Bind the new spice, cinnamon, bay spice, unpeeled garlic and cumin in a spice bag (**). Heat the clear soup in a saucepan, add the diced onion, chickpeas, celery and carrot slices, the spice bag and the Parmesan rind and cook for ten to fifteen minutes. Remove the spice bag and the Parmesan rind one more time.

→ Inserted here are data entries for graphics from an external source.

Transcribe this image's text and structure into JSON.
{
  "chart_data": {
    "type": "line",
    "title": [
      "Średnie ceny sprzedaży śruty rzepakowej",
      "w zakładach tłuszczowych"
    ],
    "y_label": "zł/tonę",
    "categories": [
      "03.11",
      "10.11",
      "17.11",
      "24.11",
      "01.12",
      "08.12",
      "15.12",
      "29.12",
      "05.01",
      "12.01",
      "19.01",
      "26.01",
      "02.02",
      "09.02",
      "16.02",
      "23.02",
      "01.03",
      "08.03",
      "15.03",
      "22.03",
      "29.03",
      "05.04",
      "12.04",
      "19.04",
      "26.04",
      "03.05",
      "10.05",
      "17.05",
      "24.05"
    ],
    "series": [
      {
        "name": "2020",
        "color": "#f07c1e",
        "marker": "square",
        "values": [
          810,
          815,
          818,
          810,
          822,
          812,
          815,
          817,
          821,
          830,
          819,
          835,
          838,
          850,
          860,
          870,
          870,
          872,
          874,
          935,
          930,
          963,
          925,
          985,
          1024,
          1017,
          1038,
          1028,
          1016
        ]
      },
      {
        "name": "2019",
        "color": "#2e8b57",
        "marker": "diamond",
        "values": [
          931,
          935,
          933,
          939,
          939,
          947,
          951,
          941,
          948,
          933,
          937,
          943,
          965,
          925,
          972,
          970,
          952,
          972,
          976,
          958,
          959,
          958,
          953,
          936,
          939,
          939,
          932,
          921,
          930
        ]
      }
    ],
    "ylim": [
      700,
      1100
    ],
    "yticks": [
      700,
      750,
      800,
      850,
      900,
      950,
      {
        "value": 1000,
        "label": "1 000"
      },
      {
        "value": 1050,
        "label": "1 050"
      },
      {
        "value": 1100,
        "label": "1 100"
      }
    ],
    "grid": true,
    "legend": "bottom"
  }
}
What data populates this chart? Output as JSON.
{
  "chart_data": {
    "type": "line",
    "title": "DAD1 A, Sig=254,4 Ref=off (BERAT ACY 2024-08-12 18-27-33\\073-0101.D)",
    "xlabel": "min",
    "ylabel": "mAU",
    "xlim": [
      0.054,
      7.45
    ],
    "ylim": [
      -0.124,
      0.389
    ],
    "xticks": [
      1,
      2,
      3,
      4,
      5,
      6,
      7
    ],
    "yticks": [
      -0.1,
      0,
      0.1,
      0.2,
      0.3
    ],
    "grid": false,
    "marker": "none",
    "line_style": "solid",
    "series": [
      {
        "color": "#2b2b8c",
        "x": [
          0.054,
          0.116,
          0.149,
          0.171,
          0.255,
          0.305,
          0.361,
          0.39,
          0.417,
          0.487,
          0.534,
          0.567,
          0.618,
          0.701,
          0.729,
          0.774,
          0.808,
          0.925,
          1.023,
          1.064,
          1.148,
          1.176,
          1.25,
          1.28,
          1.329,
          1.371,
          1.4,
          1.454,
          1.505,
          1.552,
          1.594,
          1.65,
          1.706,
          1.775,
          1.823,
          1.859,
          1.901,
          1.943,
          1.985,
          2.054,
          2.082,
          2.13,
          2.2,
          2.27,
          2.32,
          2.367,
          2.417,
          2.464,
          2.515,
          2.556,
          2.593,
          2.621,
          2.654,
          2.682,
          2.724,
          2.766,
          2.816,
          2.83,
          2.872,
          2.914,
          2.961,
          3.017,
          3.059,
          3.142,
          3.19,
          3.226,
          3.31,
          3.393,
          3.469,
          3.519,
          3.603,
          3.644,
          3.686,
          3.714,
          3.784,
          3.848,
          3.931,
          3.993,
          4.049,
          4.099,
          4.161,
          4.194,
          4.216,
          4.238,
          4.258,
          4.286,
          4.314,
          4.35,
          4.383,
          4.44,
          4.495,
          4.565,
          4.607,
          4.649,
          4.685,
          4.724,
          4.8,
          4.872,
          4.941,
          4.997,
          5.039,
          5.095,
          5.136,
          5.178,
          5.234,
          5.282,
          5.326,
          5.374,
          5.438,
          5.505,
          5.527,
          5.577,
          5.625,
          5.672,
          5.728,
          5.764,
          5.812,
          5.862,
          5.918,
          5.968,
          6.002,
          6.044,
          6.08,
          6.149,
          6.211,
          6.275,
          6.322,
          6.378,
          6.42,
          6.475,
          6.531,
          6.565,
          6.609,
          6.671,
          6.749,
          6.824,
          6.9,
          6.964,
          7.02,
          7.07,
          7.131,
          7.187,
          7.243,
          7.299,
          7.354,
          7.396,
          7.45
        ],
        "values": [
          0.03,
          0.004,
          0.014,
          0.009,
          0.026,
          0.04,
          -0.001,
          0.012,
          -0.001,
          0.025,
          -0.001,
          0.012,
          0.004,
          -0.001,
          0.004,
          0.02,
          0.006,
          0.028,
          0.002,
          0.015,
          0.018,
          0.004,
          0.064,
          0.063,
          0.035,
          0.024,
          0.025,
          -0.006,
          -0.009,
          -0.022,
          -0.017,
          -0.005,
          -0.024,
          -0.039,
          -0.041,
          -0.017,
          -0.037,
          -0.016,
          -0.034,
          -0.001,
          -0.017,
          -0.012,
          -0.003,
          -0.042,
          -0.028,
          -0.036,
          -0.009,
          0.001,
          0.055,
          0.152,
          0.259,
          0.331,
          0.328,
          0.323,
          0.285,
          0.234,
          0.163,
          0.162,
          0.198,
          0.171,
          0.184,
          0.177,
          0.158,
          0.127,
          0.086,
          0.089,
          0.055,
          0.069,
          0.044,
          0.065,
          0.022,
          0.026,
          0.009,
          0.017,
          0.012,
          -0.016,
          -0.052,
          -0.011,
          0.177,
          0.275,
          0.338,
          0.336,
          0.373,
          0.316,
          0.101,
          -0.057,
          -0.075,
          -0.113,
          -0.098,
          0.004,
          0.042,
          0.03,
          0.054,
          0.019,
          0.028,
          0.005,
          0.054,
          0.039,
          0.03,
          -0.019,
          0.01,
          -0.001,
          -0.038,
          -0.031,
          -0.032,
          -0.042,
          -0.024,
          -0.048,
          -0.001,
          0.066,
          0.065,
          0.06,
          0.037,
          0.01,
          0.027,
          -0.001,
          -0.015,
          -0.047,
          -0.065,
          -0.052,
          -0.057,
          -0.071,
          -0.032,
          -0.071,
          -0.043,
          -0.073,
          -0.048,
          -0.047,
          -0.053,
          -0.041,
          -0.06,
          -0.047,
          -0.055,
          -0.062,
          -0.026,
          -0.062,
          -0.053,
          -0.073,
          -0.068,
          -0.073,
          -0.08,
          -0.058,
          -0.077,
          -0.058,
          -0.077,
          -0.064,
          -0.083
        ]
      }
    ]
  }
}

Remove 1/3 of the soup mixture with a skimmer. Stir the mascarpone into the soup and finely blend the soup with a hand blender. Add the vegetables one more time and season the soup with salt and cayenne pepper.
To serve, toast the salsicce in a frying pan in the olive oil over low heat on all sides, slice diagonally and divide evenly among preheated soup plates. Pour the chickpea soup over it Form and grind pepper coarsely over it.
(*) If you cook the soup with dried chickpeas, they must be soaked covered with water for one night and then cooked until soft in about three hours. Then process as described above. For the 700g canned chickpeas, you will need 350g dried chickpeas.
(**) Spice bags are used when you have several spices that should be repeatedly removed from the dish. In the past, the spices were tied in a piece of gauze cloth. Today, it is more common to use disposable tea filters that are closed with a clip, or tea eggs.